Ese espacio late con la humedad
de raíces viejas. La casa respira en sus losas de piedra, donde el tiempo se ha
detenido en un silencio poroso, íntimo. Las paredes de tapia de barro conservan
el tacto de la tierra viva, de las manos que alguna vez moldearon su piel. En
ellas habita el eco de voces perdidas, susurrantes, como si el barro aún
guardara el calor de su memoria.
En el patio, los helechos se
expanden en abanicos oscuros, húmedos, y se entrelazan con los geranios en un
abrazo de verdes y rojos, como un pulso secreto que vibra en su contraste. Todo
florece lento, pausado, como si el aire allí supiera contener la prisa.

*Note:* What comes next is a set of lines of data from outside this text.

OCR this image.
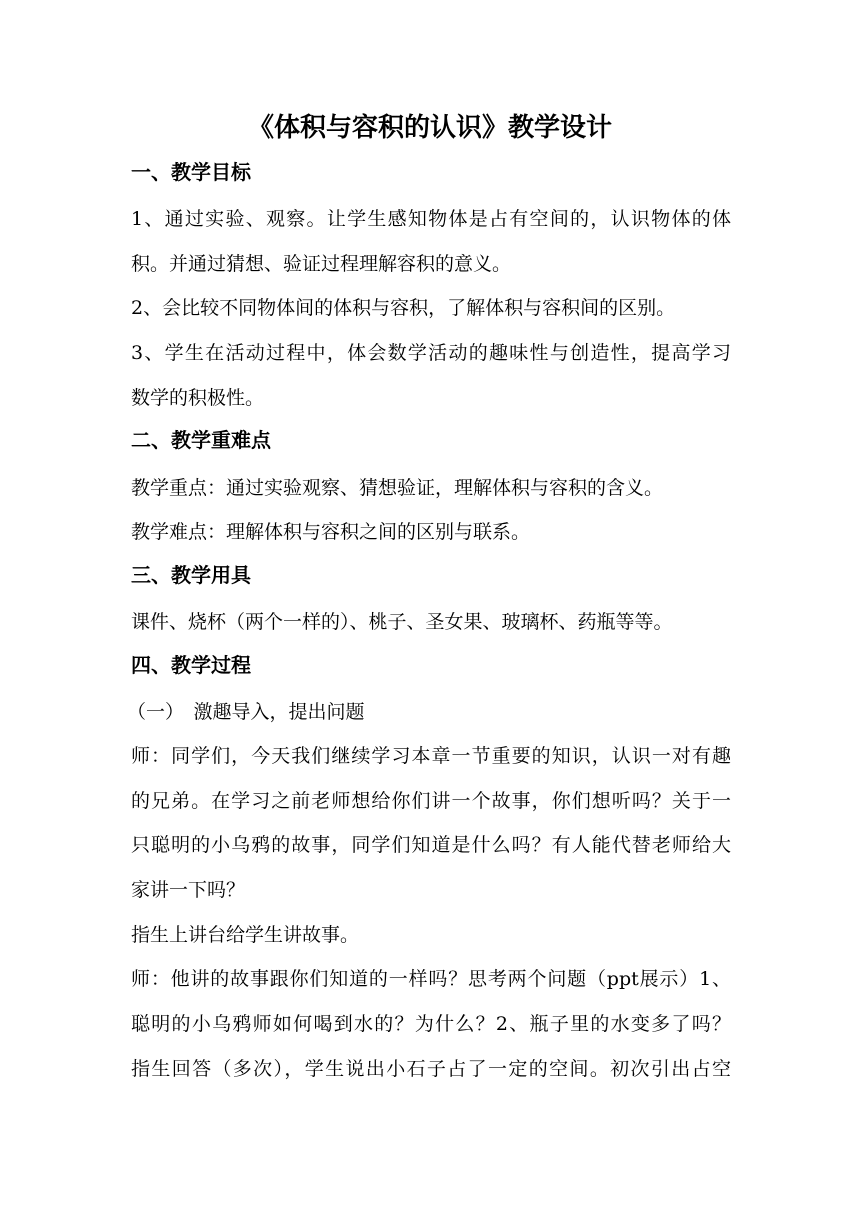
《体积与容积的认识》教学设计

一、教学目标

1、通过实验、观察。让学生感知物体是占有空间的，认识物体的体

积。并通过猜想、验证过程理解容积的意义。

2、会比较不同物体间的体积与容积，了解体积与容积间的区别。

3、学生在活动过程中，体会数学活动的趣味性与创造性，提高学习

数学的积极性。

二、教学重难点

教学重点：通过实验观察、猜想验证，理解体积与容积的含义。

教学难点：理解体积与容积之间的区别与联系。

三、教学用具

课件、烧杯（两个一样的）、桃子、圣女果、玻璃杯、药瓶等等。

四、教学过程

（一）　激趣导入，提出问题

师：同学们，今天我们继续学习本章一节重要的知识，认识一对有趣

的兄弟。在学习之前老师想给你们讲一个故事，你们想听吗？关于一

只聪明的小乌鸦的故事，同学们知道是什么吗？有人能代替老师给大

家讲一下吗？

指生上讲台给学生讲故事。

师：他讲的故事跟你们知道的一样吗？思考两个问题（ppt展示）1、

聪明的小乌鸦师如何喝到水的？为什么？2、瓶子里的水变多了吗？

指生回答（多次），学生说出小石子占了一定的空间。初次引出占空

En la cocina, el olor a leña
encendida se mezcla con el crepitar del fuego, un corazón de cenizas que
palpita con el andar de los días. El humo sube en espirales perezosas,
trenzándose con el aire, dejando en las paredes un velo tenue, un resplandor
ahumado que narra historias de sopas espesas y cafés recién colados.
En el fondo del sueño, como un cuadro
velado por la neblina, una abuela emerge. Está de pie, inclinada apenas,
esparciendo con cuidado las migas para las gallinas. Sus manos son un mapa de
surcos y estrellas diminutas, y su gesto, repetido por años, se vuelve un
ritual eterno. Las gallinas se acercan, con su andar torpe, picoteando el
suelo, mientras ella las llama con palabras que el viento se lleva, pero que
permanecen, invisibles, en el aire denso de la mañana.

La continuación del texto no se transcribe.